Азер, видя мое потрясение, не скрывая удовольствия, прохаживался меж камней, разглядывая петроглифы. Но он не знал, что пожар в моей груди запылал не на шутку.

– Слушай, – сказал я, когда мы наконец облазали весь бугор. – А теперь давай на тот берег.

– Зачем?

– Как «зачем»? Мы что, ехали сюда только для того, чтобы покрутиться в ста метрах от стоянки?

Азер промолчал и с грустью посмотрел на свои тонкие ботинки.

Судя по «причесанной», вытянутой в одном направлении сухой траве, долина еще неделю назад была целиком залита паводком, да и сейчас на той стороне было мокровато.

– Азик, пойдешь ве´рхом, по дороге, ничего с тобой не будет…

– Ладно, – сказал он. – Разберемся. Только прыгай ты первый.

Речка, которую предстояло перепрыгнуть, летом пересыхает так, что в ее русле не остается ни капли воды. В это трудно было поверить, потому что сейчас вода перла с такой силой, что то и дело вскипала пеной. Из глубины долины, из-под желтой стены, из изумительной, волшебной тишины, в которой уши человека, как уши зверя, слышат каждый дальний звук, долетали тихие всплески – так бывает, когда вода подмывает берег. Где-то сбоку, как водяная свистулька, пробулькнула и перелетела с места на место какая-то птичка. Ей отозвалась другая… Я выбрал островок посреди потока, прыгнул на него и вторым прыжком перескочил на тот берег. Не знаю, как прыгал Азер, но когда я выбрался, он уже стоял рядом.

– Хорошо ты прыгнул, там как раз норы этих змей… Забыл, как по-русски они называются… Наверно, не проснулись еще…

Я видел норы, но принял их за мышиные.

Ну, а дальше мы пошли… Постепенно Джингирдаг своим зубцом скрыл от нас автомобиль, и мы очутились в диком просторе… Никогда ни один город не способен принести мне столько радости, сколько приносит это ощущение отъединенности от цивилизации и долгожданной встречи с Землей, с ее стихиями… А тут были еще петроглифы: мы отыскали несколько изображений человечков, похожих на астронавтов в шлемах, оленя с раскидистыми рогами, рогатых людей, солярные символы.

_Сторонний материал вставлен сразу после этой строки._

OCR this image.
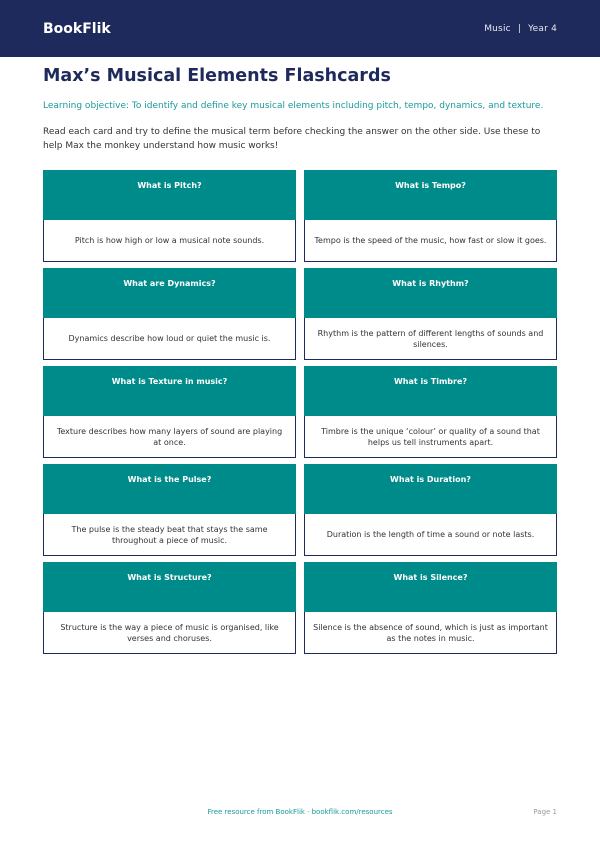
BookFlik	Music | Year 4
Max’s Musical Elements Flashcards

Learning objective: To identify and define key musical elements including pitch, tempo, dynamics, and texture.

Read each card and try to define the musical term before checking the answer on the other side. Use these to help Max the monkey understand how music works!

What is Pitch?
Pitch is how high or low a musical note sounds.
What is Tempo?
Tempo is the speed of the music, how fast or slow it goes.
What are Dynamics?
Dynamics describe how loud or quiet the music is.
What is Rhythm?
Rhythm is the pattern of different lengths of sounds and silences.
What is Texture in music?
Texture describes how many layers of sound are playing at once.
What is Timbre?
Timbre is the unique ‘colour’ or quality of a sound that helps us tell instruments apart.
What is the Pulse?
The pulse is the steady beat that stays the same throughout a piece of music.
What is Duration?
Duration is the length of time a sound or note lasts.
What is Structure?
Structure is the way a piece of music is organised, like verses and choruses.
What is Silence?
Silence is the absence of sound, which is just as important as the notes in music.
Free resource from BookFlik · bookflik.com/resources	Page 1
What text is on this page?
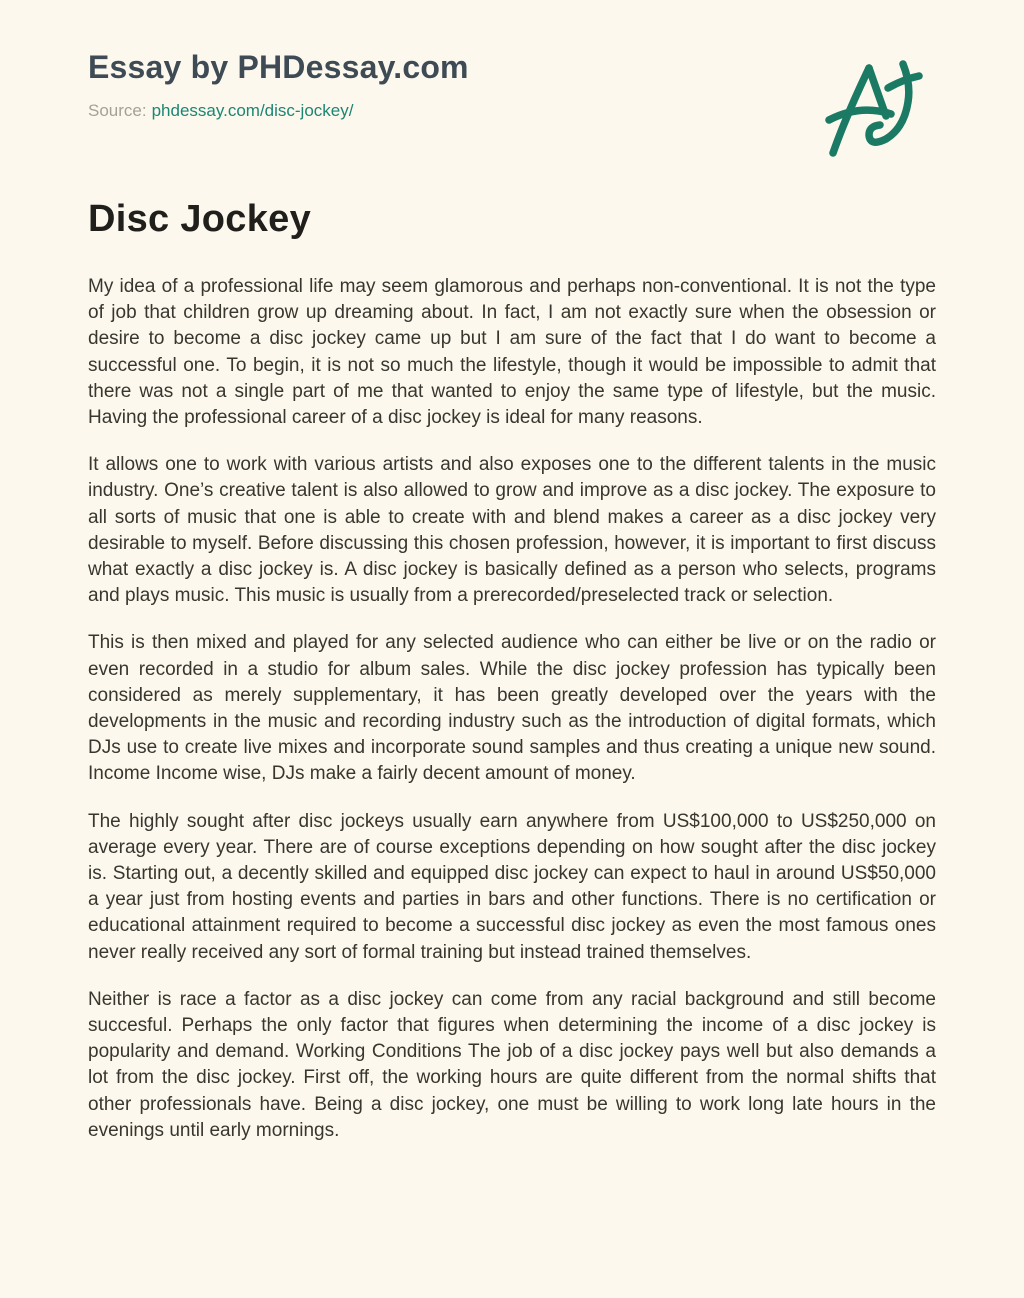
Essay by PHDessay.com
Source: phdessay.com/disc-jockey/
Disc Jockey

My idea of a professional life may seem glamorous and perhaps non-conventional. It is not the type of job that children grow up dreaming about. In fact, I am not exactly sure when the obsession or desire to become a disc jockey came up but I am sure of the fact that I do want to become a successful one. To begin, it is not so much the lifestyle, though it would be impossible to admit that there was not a single part of me that wanted to enjoy the same type of lifestyle, but the music. Having the professional career of a disc jockey is ideal for many reasons.

It allows one to work with various artists and also exposes one to the different talents in the music industry. One’s creative talent is also allowed to grow and improve as a disc jockey. The exposure to all sorts of music that one is able to create with and blend makes a career as a disc jockey very desirable to myself. Before discussing this chosen profession, however, it is important to first discuss what exactly a disc jockey is. A disc jockey is basically defined as a person who selects, programs and plays music. This music is usually from a prerecorded/preselected track or selection.

This is then mixed and played for any selected audience who can either be live or on the radio or even recorded in a studio for album sales. While the disc jockey profession has typically been considered as merely supplementary, it has been greatly developed over the years with the developments in the music and recording industry such as the introduction of digital formats, which DJs use to create live mixes and incorporate sound samples and thus creating a unique new sound. Income Income wise, DJs make a fairly decent amount of money.

The highly sought after disc jockeys usually earn anywhere from US$100,000 to US$250,000 on average every year. There are of course exceptions depending on how sought after the disc jockey is. Starting out, a decently skilled and equipped disc jockey can expect to haul in around US$50,000 a year just from hosting events and parties in bars and other functions. There is no certification or educational attainment required to become a successful disc jockey as even the most famous ones never really received any sort of formal training but instead trained themselves.

Neither is race a factor as a disc jockey can come from any racial background and still become succesful. Perhaps the only factor that figures when determining the income of a disc jockey is popularity and demand. Working Conditions The job of a disc jockey pays well but also demands a lot from the disc jockey. First off, the working hours are quite different from the normal shifts that other professionals have. Being a disc jockey, one must be willing to work long late hours in the evenings until early mornings.
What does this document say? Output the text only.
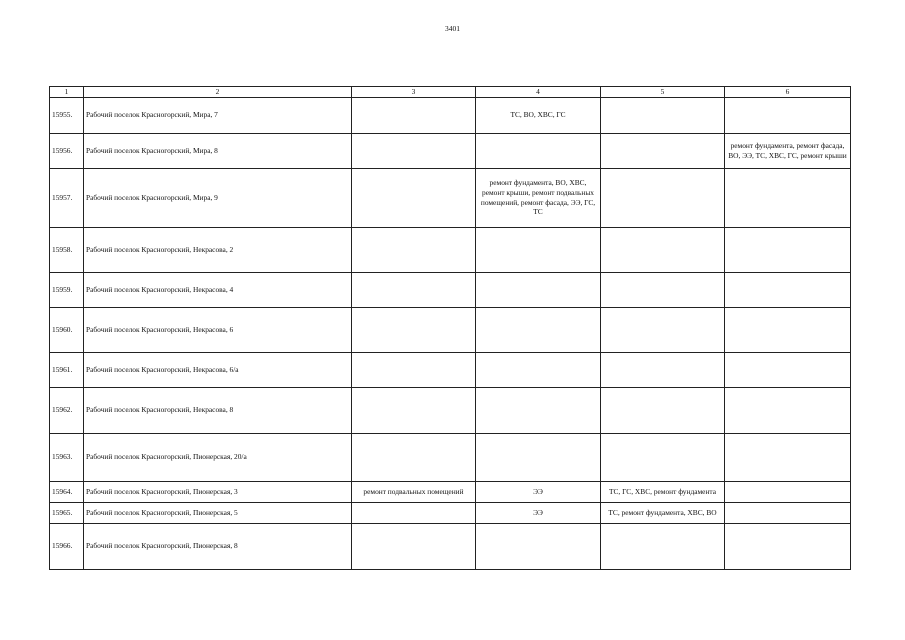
3401
1	2	3	4	5	6
15955.	Рабочий поселок Красногорский, Мира, 7		ТС, ВО, ХВС, ГС		
15956.	Рабочий поселок Красногорский, Мира, 8				ремонт фундамента, ремонт фасада, ВО, ЭЭ, ТС, ХВС, ГС, ремонт крыши
15957.	Рабочий поселок Красногорский, Мира, 9		ремонт фундамента, ВО, ХВС, ремонт крыши, ремонт подвальных помещений, ремонт фасада, ЭЭ, ГС, ТС		
15958.	Рабочий поселок Красногорский, Некрасова, 2				
15959.	Рабочий поселок Красногорский, Некрасова, 4				
15960.	Рабочий поселок Красногорский, Некрасова, 6				
15961.	Рабочий поселок Красногорский, Некрасова, 6/а				
15962.	Рабочий поселок Красногорский, Некрасова, 8				
15963.	Рабочий поселок Красногорский, Пионерская, 20/а				
15964.	Рабочий поселок Красногорский, Пионерская, 3	ремонт подвальных помещений	ЭЭ	ТС, ГС, ХВС, ремонт фундамента	
15965.	Рабочий поселок Красногорский, Пионерская, 5		ЭЭ	ТС, ремонт фундамента, ХВС, ВО	
15966.	Рабочий поселок Красногорский, Пионерская, 8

Один камень целиком был отдан древним Венерам. Но если бы меня тогда спросили, что в самом деле больше всего волнует и притягивает меня, я бы ответил: всплески под желтой стеной. Я должен туда дойти и увидеть, как это совершается. Просто сидеть и просто смотреть.

Всего на несколько дней в году – ну, например, на двадцать из трехсот шестидесяти пяти – вода приходит сюда, чтобы усовершенствовать свое творение. Она создала эту страну: страну балок и холмов, протачивая глубокие долины, огранивая зеленоватый зубец Джингирдага и делая дальние холмы похожими на спины утопающих в синем тумане китов. Миллионы лет, с тех пор как дно древнего моря Тетис поднялось и стало берегом моря Каспийского, вода, которая приходит на двадцать дней в году, как великий художник, пробует снова и снова. Творение продолжается. Вот на это я хотел посмотреть.

Когда я добрался до желтой стены, кроссовки были насквозь мокрые.

Берег тут был очень низок и до сих пор подтоплен, зато противоположный вставал стеной – собственно, в эту желтую глиняную стену река и била со всей своей мощью, желая смести ее и разрушить, но добиваясь каждую весну только того, что в реку оседало несколько подмытых пластов, а стена все больше напоминала гигантский полукруглый амфитеатр. Каждый раз, когда кусок глины оседал в воду, раздавался негромкий всплеск. Некоторое время я молча стоял у реки. Сфотографировать то, что я видел, было невозможно, рассказать об этом каким-то иным, более занятным, чем тут изложено, образом у меня не получается. И все же я испытал необыкновенное чувство, будто присутствовал при сотворении мира.